Una breve analisi pubblicata sull’ultimo bollettino della Bce, dedicata agli andamenti delle retribuzioni nell’anno appena passato, arriva a una conclusione che è il caso di tenere a mente. Ossia che gli effetti della pandemia sul livello dei redditi inizieranno probabilmente a vedersi a partire da quest’anno, visto che in quello passato hanno prevalso gli effetti di “trascinamento” indotti dagli accordi siglari prima dello scoppio dell’emergenza sanitaria.
Per dirla con le parole della Banca, “gli accordi salariali conclusi prima dell’insorgere della pandemia svolgono ancora un ruolo dominante nei recenti andamenti dell’indicatore dei tassi di crescita delle retribuzioni contrattuali”. Ciò in quanto, “l’indicatore delle retribuzioni contrattuali tende a rispondere agli andamenti ciclici del mercato del lavoro con un ritardo temporale di alcuni trimestri”.
Tuttavia, pure se “i recenti andamenti della crescita delle retribuzioni contrattuali non indicano che le turbolenze del mercato del lavoro legate alla
pandemia abbiano avuto finora un impatto rilevante”, la dinamica retributiva, come si osserva dal grafico sopra, ha avuto un certo rallentamento negli ultimi trimestri.
In particolare, per una serie di ragioni legate alla stagionalità, si è passati da una crescita dell’1,9% nel primo trimestre a quella dell’1,6 nel terzo.
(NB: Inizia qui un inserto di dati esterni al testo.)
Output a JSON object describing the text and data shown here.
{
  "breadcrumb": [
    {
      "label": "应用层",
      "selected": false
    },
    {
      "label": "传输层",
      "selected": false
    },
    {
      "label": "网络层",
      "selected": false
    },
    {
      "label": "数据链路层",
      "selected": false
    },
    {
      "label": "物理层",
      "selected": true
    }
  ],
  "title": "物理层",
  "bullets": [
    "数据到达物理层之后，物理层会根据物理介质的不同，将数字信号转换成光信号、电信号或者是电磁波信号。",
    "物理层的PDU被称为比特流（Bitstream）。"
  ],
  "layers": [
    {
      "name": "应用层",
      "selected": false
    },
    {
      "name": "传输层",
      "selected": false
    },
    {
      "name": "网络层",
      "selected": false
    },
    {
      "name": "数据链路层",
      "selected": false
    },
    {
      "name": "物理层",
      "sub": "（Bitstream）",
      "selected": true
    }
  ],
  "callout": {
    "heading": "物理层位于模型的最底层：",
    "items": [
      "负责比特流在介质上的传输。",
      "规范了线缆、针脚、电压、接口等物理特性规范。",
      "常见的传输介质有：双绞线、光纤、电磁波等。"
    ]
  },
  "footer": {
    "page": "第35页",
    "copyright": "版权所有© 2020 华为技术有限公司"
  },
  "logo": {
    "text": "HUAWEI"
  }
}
Si tratta comunque di dinamiche simili a quelle medie rilevate sin dal 1999, come si può osservare dal grafico sotto.
Preoccupa piuttosto la circostanza che “è probabile che la composizione dell’occupazione sia cambiata, poiché la pandemia ha causato perdite di posti di lavoro in particolare nel settore dei servizi, che ha un numero relativamente elevato di posti di lavoro poco retribuiti, aumentando quindi automaticamente la retribuzione media”.
Questa sorta di “illusione” statistica potrebbe celare una pressione al ribasso delle retribuzioni pronta a manifestarsi qualora la situazione dei mercati si deteriorasse ulteriormente o venissero meno i sostegni all’occupazione che ancora tengono in piedi il mercato del lavoro. Si pensi al blocco dei licenziamenti, o all’esistenza di lavoratori ad orario ridotto che rischiano di finire disoccupati.
In tal caso, si potrebbero verificare gravi impatti sulle retribuzioni. E se ricordiamo quanti contratti siano ancora in attesa di rinnovo nel nostro paese, questo significa innescare potenzialmente una robusta deflazione salariale, che oltre ad essere profonda potrebbe anche diventare duratura, vista la tendenza del mercato a perpetuare i suoi cicli, una volta consolidati.
A far la differenza, qui come altrove, sarà la durata della pandemia, finora ignota. E questo è solo il primo dei problemi.